13.4.5. What are some more applications for clustering?#
Some example applications:
one of my lab mates in grad school, used unsupervised learning in collaboration with medical doctors to discover subtypes of COPD (Chronic Obstructive Pluminary Disorder).
Etsy Data Scientists used clustering to discover “styles” of products like geometric, farmhouse, goth, etc.
My Dissertation research was a different type of unsupervised learning but similar, to use brain imagaing data and discover what images different people in a study viewed which images as similar.

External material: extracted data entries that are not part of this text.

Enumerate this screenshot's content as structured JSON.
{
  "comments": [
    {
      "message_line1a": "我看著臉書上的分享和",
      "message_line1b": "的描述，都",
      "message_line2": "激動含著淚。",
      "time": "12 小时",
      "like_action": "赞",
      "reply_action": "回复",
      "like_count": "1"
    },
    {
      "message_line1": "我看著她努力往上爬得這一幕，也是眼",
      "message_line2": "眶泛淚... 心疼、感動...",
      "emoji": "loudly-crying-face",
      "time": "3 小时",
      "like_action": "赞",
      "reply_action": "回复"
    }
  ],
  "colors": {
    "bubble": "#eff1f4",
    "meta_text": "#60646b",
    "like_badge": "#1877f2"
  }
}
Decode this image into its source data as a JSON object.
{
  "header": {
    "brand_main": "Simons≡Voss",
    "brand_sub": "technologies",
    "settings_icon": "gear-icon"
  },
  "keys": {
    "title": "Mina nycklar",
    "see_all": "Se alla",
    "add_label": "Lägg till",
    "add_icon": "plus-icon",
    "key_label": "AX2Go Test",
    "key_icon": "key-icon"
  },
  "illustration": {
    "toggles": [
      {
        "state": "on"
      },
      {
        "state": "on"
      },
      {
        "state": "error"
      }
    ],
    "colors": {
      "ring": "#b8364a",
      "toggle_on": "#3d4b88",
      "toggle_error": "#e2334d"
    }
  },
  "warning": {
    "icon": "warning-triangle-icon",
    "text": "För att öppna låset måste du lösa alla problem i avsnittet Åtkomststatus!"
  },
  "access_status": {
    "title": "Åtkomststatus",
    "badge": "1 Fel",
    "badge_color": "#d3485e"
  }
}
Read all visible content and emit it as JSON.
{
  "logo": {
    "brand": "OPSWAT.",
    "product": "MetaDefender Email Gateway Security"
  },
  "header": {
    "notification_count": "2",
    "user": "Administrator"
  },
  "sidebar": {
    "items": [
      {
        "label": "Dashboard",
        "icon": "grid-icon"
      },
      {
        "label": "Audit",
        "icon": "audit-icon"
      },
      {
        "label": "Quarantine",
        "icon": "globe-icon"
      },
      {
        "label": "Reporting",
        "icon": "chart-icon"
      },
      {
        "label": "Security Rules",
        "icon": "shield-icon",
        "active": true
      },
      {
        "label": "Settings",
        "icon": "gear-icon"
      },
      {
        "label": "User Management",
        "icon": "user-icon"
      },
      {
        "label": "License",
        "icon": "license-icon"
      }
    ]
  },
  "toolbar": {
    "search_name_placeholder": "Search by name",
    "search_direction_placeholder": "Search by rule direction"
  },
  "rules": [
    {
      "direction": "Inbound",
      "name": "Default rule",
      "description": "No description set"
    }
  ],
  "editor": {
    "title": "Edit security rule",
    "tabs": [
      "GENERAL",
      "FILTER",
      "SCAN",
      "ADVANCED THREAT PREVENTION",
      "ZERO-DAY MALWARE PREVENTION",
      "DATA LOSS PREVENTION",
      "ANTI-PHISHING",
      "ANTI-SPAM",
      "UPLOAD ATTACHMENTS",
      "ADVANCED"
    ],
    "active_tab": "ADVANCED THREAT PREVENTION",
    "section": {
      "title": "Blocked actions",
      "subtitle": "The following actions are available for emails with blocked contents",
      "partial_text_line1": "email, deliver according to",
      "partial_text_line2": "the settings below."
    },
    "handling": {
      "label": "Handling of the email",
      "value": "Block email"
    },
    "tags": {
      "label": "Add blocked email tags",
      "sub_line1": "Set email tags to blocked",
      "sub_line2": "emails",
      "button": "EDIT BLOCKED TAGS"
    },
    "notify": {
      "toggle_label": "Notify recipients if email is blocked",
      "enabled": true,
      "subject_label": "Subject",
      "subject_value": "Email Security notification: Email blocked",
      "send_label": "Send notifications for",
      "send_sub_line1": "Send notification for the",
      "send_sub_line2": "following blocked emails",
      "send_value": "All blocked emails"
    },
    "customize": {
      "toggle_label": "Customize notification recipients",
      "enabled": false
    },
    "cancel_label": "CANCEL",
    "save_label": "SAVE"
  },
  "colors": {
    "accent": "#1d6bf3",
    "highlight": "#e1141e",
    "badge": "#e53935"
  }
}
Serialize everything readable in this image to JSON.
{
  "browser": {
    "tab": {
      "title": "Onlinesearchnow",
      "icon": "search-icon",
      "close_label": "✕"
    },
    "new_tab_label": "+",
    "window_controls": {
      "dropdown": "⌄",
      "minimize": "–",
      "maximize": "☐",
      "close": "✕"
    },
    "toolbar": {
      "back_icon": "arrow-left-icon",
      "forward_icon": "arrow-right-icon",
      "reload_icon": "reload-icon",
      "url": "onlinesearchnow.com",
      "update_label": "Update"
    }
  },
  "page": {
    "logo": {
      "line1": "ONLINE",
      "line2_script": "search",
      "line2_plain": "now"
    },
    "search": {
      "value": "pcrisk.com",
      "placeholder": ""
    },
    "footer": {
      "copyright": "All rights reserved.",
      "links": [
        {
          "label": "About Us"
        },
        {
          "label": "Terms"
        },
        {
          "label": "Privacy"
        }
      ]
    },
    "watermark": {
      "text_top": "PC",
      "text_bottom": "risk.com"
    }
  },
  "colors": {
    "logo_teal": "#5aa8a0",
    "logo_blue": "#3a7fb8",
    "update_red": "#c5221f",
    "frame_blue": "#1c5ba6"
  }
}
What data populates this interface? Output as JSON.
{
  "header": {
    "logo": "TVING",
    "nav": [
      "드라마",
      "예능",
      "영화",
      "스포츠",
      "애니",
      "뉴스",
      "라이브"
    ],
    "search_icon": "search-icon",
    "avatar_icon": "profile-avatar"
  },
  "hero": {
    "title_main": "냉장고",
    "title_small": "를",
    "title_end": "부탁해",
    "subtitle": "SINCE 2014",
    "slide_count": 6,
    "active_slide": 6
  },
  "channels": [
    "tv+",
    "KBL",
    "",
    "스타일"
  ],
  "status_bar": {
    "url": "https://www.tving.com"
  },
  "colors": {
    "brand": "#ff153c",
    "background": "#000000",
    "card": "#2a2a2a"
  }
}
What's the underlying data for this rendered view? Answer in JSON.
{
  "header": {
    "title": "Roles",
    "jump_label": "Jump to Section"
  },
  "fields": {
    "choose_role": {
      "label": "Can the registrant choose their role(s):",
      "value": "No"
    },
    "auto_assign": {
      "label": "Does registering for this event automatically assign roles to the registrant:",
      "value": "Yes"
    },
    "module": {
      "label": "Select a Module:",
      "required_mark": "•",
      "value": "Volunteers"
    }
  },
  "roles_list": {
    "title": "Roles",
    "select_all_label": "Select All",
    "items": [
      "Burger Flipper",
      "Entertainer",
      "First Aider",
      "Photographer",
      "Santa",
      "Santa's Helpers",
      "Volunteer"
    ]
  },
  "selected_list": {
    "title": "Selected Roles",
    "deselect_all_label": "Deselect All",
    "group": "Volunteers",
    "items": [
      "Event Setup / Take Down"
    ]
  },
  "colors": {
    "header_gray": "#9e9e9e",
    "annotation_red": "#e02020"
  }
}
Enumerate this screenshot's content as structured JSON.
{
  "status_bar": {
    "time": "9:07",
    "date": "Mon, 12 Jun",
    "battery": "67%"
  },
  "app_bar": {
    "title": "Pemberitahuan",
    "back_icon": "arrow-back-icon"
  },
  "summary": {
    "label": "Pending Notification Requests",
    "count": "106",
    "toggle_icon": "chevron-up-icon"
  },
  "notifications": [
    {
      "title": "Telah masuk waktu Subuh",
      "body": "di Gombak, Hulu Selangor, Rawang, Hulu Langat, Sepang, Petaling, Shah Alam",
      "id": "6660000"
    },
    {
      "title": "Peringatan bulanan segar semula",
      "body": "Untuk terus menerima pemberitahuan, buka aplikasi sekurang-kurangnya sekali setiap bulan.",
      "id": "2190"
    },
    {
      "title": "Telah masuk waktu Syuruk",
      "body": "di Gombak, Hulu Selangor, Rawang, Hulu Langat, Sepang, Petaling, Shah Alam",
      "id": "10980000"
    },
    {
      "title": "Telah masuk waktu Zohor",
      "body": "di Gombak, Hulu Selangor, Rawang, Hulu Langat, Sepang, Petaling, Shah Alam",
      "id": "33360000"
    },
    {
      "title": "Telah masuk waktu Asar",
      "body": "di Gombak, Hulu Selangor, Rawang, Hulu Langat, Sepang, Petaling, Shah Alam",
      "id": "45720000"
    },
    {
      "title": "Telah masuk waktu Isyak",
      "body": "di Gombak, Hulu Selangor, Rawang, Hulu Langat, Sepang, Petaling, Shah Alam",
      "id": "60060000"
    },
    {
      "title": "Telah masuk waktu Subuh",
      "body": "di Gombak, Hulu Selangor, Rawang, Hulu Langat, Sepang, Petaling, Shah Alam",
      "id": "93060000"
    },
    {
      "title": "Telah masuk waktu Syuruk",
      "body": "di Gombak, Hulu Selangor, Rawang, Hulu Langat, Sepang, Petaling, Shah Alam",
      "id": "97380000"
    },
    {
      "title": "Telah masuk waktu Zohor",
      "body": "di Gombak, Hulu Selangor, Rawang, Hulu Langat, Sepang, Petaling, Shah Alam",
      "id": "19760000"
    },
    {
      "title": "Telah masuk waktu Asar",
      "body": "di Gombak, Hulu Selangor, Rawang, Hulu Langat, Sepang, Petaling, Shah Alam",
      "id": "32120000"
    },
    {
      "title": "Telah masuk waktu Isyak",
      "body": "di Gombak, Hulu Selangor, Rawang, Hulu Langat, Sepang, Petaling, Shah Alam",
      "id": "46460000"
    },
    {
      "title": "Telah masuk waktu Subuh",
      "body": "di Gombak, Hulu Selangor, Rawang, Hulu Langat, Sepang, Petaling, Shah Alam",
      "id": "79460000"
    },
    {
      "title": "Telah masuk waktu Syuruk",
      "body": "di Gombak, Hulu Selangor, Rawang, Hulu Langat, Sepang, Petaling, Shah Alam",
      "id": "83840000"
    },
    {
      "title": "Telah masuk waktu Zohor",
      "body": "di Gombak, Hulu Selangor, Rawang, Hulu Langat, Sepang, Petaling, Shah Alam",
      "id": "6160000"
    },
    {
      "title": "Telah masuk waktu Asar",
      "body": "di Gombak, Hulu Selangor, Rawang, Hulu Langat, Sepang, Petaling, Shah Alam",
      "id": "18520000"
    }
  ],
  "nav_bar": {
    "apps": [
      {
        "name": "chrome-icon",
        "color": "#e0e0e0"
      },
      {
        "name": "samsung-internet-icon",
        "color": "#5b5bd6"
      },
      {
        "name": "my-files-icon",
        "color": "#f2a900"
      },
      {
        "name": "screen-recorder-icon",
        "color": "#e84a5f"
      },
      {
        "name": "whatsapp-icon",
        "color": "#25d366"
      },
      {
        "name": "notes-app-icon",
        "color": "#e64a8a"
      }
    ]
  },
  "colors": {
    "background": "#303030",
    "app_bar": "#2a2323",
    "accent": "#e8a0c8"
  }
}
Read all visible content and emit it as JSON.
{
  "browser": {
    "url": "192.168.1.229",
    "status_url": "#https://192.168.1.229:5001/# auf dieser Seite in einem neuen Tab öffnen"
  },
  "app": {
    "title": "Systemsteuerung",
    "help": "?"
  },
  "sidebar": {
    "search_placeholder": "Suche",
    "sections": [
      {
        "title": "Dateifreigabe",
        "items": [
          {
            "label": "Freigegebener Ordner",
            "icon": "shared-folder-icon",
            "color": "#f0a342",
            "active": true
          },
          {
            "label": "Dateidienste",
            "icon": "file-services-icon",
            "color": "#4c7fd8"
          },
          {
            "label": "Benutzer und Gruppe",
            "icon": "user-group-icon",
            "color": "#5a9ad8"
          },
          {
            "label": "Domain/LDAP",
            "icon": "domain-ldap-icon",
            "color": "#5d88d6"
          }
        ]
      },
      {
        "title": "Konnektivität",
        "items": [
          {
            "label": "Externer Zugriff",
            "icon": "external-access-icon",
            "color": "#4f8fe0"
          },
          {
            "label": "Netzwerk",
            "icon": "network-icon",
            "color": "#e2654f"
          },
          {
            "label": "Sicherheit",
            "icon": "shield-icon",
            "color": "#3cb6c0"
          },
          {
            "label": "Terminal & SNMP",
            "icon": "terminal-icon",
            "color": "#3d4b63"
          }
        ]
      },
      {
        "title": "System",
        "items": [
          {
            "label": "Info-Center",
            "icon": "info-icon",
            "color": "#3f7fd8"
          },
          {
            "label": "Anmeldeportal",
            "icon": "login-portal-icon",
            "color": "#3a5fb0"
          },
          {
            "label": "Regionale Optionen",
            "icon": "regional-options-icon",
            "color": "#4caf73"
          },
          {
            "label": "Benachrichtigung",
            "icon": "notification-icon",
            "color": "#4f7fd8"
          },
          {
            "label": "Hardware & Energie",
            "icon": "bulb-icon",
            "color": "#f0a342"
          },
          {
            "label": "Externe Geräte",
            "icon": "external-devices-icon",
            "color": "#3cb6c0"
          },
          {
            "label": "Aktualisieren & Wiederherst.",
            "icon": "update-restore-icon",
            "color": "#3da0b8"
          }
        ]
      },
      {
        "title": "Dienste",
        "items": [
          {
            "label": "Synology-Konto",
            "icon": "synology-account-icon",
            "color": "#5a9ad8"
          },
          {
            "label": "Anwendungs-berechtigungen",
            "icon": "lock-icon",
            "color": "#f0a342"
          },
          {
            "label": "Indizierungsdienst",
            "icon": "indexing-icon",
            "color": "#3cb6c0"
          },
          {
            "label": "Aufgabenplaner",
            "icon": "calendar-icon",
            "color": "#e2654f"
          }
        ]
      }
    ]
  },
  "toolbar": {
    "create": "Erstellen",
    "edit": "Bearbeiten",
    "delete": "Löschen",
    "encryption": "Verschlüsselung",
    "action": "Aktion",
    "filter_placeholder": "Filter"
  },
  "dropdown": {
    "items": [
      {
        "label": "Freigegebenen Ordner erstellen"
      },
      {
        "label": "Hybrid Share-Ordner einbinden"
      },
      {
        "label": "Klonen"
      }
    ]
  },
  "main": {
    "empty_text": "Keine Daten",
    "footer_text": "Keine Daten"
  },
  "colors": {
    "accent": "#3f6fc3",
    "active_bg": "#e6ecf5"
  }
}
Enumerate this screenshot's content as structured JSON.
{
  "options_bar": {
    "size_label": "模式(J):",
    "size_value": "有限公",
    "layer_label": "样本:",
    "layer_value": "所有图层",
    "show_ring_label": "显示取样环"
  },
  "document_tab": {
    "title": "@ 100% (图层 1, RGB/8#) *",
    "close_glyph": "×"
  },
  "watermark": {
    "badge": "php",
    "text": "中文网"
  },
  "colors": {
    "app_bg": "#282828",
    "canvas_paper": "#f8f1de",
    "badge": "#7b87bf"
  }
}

a data scientist at ESPN might think there are “types” of players in a sport, they could use data on the players to discover it
a data scientist at a retail company like Walmart or Target might think there are “types” of customers and what to discover them from the data on what people have purchased.
13.4.6. How can clustering benefit the analysis of data?#
It allows you to find groups in the data that is not an available column.